Founded by Danielle Strachman and Michael Gibson, 1517 Fund bets on young entrepreneurs before the world takes them seriously—dropouts, renegade scientists, and builders who don’t need a credential to prove they’re onto something.
Danielle and Michael came to this work after years of helping promising young people pursue projects in science and technology outside traditional academic and credentialed paths. That experience shaped 1517’s core vision: find overlooked talent early and help them turn big ideas into real companies. Where most investors screen for degrees and pedigree, 1517 screens for ideas and potential.
A California law forces a different approach. The law was enacted in 2023, requiring venture capital funds to interrogate the founders of companies they invest in about their race, ethnicity, gender identity, and sexual orientation—and then report that sensitive personal data to the State, which in turn makes that data available to the public.

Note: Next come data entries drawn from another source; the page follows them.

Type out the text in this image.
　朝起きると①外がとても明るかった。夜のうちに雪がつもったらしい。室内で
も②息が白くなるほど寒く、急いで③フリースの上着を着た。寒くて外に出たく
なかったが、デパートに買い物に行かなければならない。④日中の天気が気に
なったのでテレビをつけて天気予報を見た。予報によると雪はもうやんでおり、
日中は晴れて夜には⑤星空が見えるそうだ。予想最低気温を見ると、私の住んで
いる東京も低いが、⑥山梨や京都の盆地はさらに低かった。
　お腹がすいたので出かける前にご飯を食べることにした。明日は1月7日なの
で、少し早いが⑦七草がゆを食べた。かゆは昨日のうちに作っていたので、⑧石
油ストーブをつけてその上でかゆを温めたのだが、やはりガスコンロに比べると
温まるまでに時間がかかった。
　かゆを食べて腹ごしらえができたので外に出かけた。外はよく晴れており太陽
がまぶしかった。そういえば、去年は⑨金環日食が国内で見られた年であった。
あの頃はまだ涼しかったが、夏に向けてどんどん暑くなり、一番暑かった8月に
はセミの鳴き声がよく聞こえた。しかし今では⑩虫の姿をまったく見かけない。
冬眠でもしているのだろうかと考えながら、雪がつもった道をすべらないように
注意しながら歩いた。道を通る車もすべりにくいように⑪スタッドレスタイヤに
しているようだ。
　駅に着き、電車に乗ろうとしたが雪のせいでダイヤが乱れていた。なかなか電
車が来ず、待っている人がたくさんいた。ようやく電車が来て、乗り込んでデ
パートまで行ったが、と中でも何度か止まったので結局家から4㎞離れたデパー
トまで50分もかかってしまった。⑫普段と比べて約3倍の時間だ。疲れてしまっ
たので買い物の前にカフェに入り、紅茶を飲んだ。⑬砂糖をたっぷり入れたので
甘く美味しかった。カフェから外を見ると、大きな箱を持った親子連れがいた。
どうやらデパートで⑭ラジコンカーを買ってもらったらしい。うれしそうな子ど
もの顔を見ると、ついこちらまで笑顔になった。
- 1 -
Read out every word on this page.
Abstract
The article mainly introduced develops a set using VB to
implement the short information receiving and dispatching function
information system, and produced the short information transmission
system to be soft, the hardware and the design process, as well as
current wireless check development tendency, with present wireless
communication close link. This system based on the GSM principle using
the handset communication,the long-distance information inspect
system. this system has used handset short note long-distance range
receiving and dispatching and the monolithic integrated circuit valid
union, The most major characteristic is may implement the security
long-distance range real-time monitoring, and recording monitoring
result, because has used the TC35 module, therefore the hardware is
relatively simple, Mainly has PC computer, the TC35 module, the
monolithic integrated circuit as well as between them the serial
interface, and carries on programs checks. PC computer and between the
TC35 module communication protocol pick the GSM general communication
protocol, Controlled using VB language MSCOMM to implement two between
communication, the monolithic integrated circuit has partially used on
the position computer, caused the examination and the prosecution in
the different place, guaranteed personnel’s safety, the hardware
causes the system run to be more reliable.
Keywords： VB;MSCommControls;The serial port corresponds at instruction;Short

The State’s rationale is to detect investment discrimination. But all it shows is that California values group membership over individuality. By publishing the data and calculating each fund’s “diversity” percentages, it signals that race matters more than ideas. And it pressures venture capitalists to make investment decisions based on race, ethnicity, and gender, rather than on merit and innovation.
California’s law casts a wide net. It covers not just California-headquartered funds, but any VC that invests in a California company, has an office in the state, or so much as solicits a California resident as an investor.
1517 Fund is challenging the law on three constitutional grounds.
The First Amendment protects not just the right to speak freely, but the right to stay silent. When the government compels a business to seek out and report information it would never otherwise gather—particularly information as sensitive as race, sexuality, and gender identity—that is compelled speech.
The Equal Protection Clause is equally clear: The government cannot sort people by race without a compelling justification. The law doesn’t merely record investment patterns; it publicly scores each VC firm on the “diversity” composition of its portfolio, creating an obvious pressure campaign to steer investment decisions toward preferred groups.
Finally, the Due Process and Commerce Clauses limit California’s reach. For a state to impose its law on an out-of-state business, there must be significant contact between that business and the state. 1517 Fund is located in Colorado and invests in a number of extremely early-stage companies with little to no connection with California. Subjecting 1517 Fund to California law over such nonexistent contacts with California is beyond the State’s authority.
The American Dream of building a business, making independent judgments, and being evaluated on merit—not identity—is what drew Danielle and Michael to venture capital and entrepreneurship. California’s law threatens that ideal for their business and for every founder whose private information gets swept up in the State’s ideological agenda.